Immunoprecipitation of the proteasome with a monoclonal anti-DBD-PARP antibody in nuclear extracts from H₂O₂-treated K562 cells. Intact K562 human chronic myelogenous leukemia cells were grown, harvested, treated with 1 mM H₂O₂, and then subjected to isolation and lysis of nuclei, as described in Materials and Methods. Immunoprecipitation was conducted with 100 μg of lysate protein, 100 μl of Tris/NaCl buffer (containing 50 mM Tris, plus 100 μM NaCl, at pH 8.0), and 1 μl of a mAb directed against the DBD (anti-DBD) of PARP (at 5 mg/ml), by a modification of the procedure of Zwilling et al. (30). The primary antibody reaction was performed in 50 mM Tris (pH 7.8) containing 150 mM NaCl (Tris buffered saline), 0.1% BSA, and 1.0 μl of rabbit-anti-DBD-IgG (5 μg/μl stock) for 1 h at 4°C in a total volume of 200 μl. For secondary antibody reactions 1.0 μl of donkey-anti-rabbit-IgG (5 μg/μl stock) was added and incubated for 1 h at 4°C. Binding of the secondary antibody was detected by using an ECL kit. Immunoprecipitation was initiated by addition of 20 μl of protein A-Sepharose (equilibrated 1:1 with a pH 8.0 solution of 50 mM Tris, 150 mM NaCl, and 0.1% BSA) for a 1-h incubation at 4°C. Controls were incubated with the secondary antibody and the protein A-Sepharose only. The Sepharose was centrifuged (12,000 × g for 30 min) and washed five times with Tris buffered saline.
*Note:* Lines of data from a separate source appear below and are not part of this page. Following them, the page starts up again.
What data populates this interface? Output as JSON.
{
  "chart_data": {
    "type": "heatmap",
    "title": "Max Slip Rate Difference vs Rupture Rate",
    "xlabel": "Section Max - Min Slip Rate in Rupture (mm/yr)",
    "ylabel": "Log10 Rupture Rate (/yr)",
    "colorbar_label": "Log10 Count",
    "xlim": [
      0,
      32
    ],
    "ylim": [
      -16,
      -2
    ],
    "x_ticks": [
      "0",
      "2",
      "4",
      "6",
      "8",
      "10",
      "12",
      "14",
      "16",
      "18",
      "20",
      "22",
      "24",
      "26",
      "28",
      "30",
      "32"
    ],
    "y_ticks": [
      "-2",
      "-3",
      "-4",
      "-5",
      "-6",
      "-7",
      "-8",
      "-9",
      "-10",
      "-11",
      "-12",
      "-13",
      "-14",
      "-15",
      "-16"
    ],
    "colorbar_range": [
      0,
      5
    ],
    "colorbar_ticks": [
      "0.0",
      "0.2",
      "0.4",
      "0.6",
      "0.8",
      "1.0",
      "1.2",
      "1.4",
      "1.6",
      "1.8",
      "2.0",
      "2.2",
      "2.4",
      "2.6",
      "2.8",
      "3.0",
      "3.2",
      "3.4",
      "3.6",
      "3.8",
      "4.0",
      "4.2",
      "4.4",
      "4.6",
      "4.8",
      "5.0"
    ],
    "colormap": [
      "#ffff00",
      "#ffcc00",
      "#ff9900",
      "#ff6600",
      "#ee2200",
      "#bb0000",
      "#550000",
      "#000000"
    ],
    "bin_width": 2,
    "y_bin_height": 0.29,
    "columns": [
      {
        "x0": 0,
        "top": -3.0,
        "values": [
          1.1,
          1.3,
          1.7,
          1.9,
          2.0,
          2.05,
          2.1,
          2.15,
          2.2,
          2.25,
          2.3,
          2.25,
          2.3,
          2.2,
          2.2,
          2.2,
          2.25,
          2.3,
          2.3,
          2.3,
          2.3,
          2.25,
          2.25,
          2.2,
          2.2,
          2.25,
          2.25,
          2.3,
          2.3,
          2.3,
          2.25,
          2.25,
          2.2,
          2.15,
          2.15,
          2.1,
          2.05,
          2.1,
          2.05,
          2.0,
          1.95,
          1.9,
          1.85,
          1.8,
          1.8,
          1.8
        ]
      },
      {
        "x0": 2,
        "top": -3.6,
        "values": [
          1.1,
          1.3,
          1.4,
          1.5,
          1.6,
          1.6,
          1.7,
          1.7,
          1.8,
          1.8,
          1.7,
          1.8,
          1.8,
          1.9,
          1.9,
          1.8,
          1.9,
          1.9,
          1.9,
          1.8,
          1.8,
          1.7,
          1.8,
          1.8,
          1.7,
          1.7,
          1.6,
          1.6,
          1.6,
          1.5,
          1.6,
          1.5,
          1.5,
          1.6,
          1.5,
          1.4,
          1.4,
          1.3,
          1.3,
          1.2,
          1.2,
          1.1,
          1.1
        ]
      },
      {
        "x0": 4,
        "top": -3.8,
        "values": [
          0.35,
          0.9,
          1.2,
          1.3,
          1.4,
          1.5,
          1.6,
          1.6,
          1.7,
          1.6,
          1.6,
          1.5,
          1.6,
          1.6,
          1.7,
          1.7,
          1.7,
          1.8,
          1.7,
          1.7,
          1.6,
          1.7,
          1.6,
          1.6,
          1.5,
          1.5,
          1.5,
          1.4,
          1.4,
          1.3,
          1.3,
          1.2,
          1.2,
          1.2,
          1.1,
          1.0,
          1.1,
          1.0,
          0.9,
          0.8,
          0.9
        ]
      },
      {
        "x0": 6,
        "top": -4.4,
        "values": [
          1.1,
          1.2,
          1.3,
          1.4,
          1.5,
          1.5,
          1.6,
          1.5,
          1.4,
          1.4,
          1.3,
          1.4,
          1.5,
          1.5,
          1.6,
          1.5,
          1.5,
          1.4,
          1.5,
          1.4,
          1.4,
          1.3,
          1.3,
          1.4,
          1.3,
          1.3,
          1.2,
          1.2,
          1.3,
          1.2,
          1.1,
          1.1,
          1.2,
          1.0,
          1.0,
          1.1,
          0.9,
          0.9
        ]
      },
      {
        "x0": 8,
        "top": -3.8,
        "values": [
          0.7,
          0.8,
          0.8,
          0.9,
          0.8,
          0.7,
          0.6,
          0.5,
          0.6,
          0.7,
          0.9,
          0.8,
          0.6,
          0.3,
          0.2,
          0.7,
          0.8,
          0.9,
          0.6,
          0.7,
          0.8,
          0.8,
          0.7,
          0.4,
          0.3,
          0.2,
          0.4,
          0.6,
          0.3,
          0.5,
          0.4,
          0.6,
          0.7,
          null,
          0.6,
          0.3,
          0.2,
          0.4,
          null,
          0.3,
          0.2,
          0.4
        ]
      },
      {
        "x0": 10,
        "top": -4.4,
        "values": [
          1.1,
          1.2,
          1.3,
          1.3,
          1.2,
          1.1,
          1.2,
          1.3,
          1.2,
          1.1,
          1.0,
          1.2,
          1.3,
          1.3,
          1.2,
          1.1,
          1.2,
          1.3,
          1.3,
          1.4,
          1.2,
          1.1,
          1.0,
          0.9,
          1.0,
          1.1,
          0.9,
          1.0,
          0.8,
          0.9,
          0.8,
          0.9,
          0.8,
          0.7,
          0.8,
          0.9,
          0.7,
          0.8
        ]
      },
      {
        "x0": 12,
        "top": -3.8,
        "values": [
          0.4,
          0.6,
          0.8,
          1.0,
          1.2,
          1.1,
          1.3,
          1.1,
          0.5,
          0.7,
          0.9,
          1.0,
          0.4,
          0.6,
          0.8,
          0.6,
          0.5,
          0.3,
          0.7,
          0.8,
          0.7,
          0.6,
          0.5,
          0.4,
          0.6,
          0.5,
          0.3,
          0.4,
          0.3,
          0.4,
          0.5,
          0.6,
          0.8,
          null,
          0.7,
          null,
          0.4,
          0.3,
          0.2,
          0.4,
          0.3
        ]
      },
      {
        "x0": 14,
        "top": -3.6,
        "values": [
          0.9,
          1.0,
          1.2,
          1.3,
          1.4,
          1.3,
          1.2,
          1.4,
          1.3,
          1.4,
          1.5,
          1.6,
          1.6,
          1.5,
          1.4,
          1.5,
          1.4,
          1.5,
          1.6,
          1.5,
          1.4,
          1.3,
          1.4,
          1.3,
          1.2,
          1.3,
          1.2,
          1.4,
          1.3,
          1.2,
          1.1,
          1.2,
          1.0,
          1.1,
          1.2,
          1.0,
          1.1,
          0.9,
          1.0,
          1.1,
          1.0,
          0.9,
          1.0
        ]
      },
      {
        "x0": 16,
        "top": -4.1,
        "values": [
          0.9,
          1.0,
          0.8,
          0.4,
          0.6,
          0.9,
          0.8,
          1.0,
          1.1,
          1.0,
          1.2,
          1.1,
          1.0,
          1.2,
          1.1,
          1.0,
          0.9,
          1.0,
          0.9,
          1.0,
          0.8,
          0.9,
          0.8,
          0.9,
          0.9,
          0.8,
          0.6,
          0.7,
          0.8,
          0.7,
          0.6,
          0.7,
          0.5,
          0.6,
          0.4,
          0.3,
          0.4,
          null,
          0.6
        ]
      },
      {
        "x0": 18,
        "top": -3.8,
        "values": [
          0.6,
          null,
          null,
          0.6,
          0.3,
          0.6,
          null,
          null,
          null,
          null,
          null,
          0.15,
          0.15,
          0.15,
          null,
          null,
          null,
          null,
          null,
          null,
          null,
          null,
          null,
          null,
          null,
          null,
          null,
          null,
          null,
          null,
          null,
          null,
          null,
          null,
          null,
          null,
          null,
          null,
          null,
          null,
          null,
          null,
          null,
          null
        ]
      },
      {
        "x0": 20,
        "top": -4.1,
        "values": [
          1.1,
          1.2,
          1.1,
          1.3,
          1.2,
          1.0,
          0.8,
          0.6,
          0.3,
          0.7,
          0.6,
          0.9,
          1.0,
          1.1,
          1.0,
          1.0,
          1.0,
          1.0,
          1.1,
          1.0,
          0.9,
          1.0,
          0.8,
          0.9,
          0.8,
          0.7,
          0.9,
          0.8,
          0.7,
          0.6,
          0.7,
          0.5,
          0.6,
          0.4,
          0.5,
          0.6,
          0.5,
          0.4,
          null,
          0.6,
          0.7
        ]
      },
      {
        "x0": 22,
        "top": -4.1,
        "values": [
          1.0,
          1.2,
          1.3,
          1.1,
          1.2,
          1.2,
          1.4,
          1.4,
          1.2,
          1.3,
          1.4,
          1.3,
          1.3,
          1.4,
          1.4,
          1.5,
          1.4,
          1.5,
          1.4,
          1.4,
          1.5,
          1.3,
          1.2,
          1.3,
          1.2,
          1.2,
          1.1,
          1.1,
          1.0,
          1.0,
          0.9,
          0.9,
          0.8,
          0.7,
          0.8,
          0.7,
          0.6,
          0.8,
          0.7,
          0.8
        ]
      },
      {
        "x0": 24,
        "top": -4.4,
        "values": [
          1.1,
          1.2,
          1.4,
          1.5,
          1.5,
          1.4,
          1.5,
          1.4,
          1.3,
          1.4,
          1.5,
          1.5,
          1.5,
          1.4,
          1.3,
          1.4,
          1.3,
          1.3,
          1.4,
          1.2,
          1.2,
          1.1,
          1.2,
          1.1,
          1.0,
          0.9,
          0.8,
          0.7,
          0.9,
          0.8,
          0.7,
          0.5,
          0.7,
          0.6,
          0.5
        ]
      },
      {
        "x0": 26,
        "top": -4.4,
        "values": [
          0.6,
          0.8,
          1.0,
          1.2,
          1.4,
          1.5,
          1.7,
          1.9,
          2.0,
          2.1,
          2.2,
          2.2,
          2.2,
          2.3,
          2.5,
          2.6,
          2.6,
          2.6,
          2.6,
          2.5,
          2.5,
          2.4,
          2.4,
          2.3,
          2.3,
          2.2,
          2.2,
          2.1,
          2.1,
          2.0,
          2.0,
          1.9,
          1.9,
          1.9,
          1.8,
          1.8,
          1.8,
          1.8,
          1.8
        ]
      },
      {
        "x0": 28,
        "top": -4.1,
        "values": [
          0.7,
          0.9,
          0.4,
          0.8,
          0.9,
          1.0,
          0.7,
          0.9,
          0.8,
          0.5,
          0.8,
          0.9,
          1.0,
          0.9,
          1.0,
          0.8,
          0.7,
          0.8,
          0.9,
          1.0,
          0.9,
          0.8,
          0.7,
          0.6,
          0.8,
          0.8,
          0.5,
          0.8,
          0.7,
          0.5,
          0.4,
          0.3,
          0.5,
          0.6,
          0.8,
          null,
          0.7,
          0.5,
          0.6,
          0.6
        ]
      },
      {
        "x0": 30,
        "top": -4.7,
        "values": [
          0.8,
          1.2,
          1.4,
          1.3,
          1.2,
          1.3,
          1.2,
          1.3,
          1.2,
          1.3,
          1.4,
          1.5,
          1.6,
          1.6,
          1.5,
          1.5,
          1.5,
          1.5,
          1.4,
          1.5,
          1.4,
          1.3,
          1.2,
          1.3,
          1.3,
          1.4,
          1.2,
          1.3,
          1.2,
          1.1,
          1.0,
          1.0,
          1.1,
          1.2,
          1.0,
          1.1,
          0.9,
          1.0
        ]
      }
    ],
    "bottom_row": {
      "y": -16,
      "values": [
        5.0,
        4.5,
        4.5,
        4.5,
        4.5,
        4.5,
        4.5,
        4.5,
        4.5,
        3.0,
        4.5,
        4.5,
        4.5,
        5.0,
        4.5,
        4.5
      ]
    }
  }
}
Sepharose-bound proteins were separated by 15% SDS/PAGE, transblotted onto nitrocellulose membranes, and incubated either with a polyclonal goat-anti-PARP-IgG (A) or a polyclonal rabbit-anti-core-proteasome-IgG (B). Control samples containing secondary antibody plus Sepharose A, or Sepharose A alone, produced no visible bands in the gels (data not shown). The results shown are a representative immunoblot from a series of several independent experimental repeats.